As interesting as the AirPods Max headphones are, they will likely be reserved for the premium customer base where Fitness+, Apple’s fitness service now available December 14th, will likely see more widespread adoption. Fitness+ is one of the more interesting services I think Apple is pushing, given some of the philosophical similarities to a Peloton workout. The other thing that stands out with this service is Apple’s integration with Apple Music, iPhones, iPads, AppleTV, and Apple Watch. With this latest service, Apple is creating services in more areas of consumer’s lives and possibly working for a solution to touch all the potential parts of an Apple customer’s life.
Antitrust and Startups
You may have noticed a lot of news about different startups starting to explore or file to go public. There is a range of factors playing into this and one that is starting to cause the startup world to think long and hard about their investment strategy.
First, it is important to note most VCs prefer their startups to go public than get bought. This generally has a longer-tail of reward and upside. But many investors know exits are often their quickest way to return ROI on investment and sometimes the best thing for the startup and its team. The range of IPOs we are seeing is an indication of many of these businesses feeling the need to go beyond private capital to scale their company, and some have a great chance of succeeding in the public market. But the angle that got me thinking recently was how some startups and investors are starting to consider the regulatory challenges around antitrust as a potential barrier for more exits in their portfolio.
With antitrust scrutiny now circling, it does seem it will be harder for large-scale acquisitions to take place, and most startups are raising the kind of capital that will require a large scale acquisition in order for it to provide a return to their investors. This makes for a challenging new dynamic as investors will now have to take this into consideration as they are looking to deploy capital.

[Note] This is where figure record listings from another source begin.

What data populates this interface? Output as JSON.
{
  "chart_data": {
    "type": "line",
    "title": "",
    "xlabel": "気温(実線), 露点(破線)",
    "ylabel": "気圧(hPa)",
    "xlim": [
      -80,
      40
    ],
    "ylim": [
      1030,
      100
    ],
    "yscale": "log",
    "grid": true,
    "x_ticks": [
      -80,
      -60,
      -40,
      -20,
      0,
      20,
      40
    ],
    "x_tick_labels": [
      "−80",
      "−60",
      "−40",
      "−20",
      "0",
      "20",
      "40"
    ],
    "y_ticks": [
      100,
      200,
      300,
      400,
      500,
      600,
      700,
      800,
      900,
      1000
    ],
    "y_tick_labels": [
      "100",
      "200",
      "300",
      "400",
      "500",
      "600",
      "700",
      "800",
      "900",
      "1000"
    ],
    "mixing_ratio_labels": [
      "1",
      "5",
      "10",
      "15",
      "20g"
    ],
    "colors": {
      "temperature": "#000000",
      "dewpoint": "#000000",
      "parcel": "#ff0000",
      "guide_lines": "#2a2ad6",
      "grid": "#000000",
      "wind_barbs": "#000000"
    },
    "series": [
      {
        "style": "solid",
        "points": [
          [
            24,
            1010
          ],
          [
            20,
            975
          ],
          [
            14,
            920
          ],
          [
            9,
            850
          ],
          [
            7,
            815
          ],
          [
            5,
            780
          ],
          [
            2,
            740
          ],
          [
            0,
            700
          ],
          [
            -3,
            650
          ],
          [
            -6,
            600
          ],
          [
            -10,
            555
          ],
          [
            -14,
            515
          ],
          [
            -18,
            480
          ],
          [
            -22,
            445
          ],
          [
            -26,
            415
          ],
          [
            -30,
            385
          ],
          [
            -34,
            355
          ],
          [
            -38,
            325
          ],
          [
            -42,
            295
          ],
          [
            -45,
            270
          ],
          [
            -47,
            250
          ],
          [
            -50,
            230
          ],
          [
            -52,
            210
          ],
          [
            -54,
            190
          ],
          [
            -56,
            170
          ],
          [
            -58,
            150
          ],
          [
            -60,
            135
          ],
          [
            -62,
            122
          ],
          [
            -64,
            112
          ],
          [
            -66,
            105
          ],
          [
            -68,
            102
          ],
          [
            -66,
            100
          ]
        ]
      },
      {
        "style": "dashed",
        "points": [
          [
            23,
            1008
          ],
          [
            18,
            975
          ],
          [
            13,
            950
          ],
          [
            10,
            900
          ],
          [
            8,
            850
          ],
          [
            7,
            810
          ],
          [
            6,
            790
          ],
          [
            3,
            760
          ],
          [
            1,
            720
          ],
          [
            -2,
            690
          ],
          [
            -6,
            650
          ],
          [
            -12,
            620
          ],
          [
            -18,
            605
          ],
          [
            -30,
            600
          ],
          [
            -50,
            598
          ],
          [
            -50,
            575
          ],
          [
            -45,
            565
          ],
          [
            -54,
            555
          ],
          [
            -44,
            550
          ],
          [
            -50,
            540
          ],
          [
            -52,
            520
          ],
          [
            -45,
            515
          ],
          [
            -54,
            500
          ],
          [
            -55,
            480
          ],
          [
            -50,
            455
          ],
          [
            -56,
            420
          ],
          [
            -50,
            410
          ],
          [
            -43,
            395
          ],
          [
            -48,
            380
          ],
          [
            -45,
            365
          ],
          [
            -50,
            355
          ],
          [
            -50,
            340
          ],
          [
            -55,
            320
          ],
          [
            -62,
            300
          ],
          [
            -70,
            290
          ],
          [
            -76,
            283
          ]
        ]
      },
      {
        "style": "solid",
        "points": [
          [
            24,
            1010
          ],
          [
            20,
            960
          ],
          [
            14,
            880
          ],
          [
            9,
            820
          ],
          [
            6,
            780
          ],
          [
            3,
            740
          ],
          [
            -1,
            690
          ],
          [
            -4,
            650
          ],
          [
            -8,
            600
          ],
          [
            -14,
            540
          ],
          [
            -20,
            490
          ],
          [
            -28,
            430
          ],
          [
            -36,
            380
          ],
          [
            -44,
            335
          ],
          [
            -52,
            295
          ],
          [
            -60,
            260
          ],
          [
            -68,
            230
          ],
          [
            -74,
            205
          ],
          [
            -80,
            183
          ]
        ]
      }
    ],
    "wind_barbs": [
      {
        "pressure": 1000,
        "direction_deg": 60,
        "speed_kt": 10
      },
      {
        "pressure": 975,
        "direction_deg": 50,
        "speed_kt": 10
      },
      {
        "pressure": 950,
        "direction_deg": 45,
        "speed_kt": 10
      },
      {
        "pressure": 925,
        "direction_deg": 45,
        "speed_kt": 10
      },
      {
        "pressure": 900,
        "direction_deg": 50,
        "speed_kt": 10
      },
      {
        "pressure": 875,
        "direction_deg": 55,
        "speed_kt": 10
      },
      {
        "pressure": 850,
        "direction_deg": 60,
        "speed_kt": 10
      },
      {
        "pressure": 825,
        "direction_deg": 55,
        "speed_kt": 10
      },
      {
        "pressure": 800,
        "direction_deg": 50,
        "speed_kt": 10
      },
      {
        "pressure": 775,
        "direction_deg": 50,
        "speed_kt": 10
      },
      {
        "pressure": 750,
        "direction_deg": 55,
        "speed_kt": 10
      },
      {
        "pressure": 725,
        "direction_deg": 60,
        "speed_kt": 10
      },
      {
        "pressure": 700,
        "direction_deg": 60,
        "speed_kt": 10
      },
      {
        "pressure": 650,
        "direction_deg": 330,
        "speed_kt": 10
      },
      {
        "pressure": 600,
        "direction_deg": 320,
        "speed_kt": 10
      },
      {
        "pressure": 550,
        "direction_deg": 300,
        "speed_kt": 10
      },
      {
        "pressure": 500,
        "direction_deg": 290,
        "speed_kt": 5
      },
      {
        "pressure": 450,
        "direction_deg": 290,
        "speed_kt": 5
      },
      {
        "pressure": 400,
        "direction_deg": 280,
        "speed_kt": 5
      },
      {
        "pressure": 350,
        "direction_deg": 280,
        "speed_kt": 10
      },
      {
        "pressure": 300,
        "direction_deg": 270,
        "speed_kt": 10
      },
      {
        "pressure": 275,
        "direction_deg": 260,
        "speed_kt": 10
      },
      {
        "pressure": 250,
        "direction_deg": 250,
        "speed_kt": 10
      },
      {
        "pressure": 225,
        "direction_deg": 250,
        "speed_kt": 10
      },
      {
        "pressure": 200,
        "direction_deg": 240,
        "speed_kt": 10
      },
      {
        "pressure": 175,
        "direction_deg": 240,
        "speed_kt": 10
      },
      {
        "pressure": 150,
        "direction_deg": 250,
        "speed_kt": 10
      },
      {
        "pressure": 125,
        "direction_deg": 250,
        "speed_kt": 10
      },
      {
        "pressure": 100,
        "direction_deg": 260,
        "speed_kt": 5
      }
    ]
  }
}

All of this to say, a healthier, more balanced venture system is one that I think will do both investors and startups well. I’ve never liked the need for a grand slam for a winning approach but rather an approach that favors singles, doubles, and triples more consistently. Simply meaning, the freedom to invest in a business that is at heart a good business, even if not “venture scale,” is a much more healthy investing philosophy. The challenge is, up to this point, those businesses didn’t do well in the public market. If that changes, and I hope it does then the entire definition of what a “venture scale” company is could change, and that would be a good thing, in my opinion.